欧州は日本より生産性は低いが実質賃金は上昇

これらの数字を見て、読者はどう考えるでしょうか。米国と同程度に生産性を高めれば、日本も多少は実質賃金が上がるはずだから、成長戦略にもっと注力すべきと考える人もいらっしゃるかもしれません。ただ、そうした判断を下す前に、欧州のデータを見ていただきたいと思います。ここで持ち出すのは、経済運営がとても上手く行っているスウェーデンとかデンマークではありません。欧州の大国であり、日本と同様に経済運営に苦しむドイツとフランスです。

図1-3は、米国と日本に、ドイツとフランスを加えた4カ国の時間当たり生産性の推移を描いたものです。図1-4は、それらの4カ国の時間当たり実質賃金の推移を見たものです。

時間当たりの労働生産性(暦年、1998年=100)
 
時間当たりの実質賃金(暦年、1998年=100)
 

1998年以降、日本の時間当たり生産性は30%程度上昇し、50%上昇した米国には及ばないとはいえ、25%程度上昇したドイツや20%程度上昇したフランスに比べると高めであり、決して不出来とは言えません。一方で、日本の時間当たり実質賃金は、ドイツ、フランスに大きく劣後しています。生産性で劣るはずのフランスは、少なくともコロナ前までは、米国の実質賃金に匹敵する動きを見せており、累計では20%弱、ドイツの実質賃金は米仏には及ばないものの15%弱と、全く増えなかった日本と違って増加しています。

労働者の権利を重視する社会民主主義的な傾向の強いドイツやフランスでは、生産性が改善すると、それが実質賃金にも明確に反映されています。つまり、企業が新たに付加価値を生み出した際、株主がリスクテイクの対価として期待する資本収益率を上回る利益については、労働者にも分配するというレント・シェアリングの社会慣行が根付いているわけです。レントというのは、経済学の用語で、地代という意味もありますが、ここでは、株主が取ったリスクに見合う収益を超えた部分(超過リターン)を意味します。

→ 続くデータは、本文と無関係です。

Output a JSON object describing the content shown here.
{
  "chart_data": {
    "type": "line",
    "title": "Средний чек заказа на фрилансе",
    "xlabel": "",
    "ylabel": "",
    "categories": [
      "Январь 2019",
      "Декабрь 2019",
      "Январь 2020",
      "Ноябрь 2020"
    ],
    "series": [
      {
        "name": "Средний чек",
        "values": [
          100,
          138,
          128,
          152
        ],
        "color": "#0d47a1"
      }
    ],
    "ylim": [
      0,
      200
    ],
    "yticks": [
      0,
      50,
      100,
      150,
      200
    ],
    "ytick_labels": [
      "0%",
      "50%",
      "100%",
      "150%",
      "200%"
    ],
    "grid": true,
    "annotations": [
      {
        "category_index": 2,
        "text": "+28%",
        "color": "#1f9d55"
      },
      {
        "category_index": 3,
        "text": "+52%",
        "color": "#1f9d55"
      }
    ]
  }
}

1980年代以降、新自由主義が世界を席巻し、すっかり社会民主主義的な要素が失われてしまった米国では、確かに資本の取り分が大きく増えています。それでも、増えた付加価値の一部(超過リターンの一部)は、労働者の貢献として実質賃金に反映されています。しかし、日本ではそれが全く反映されていないのです。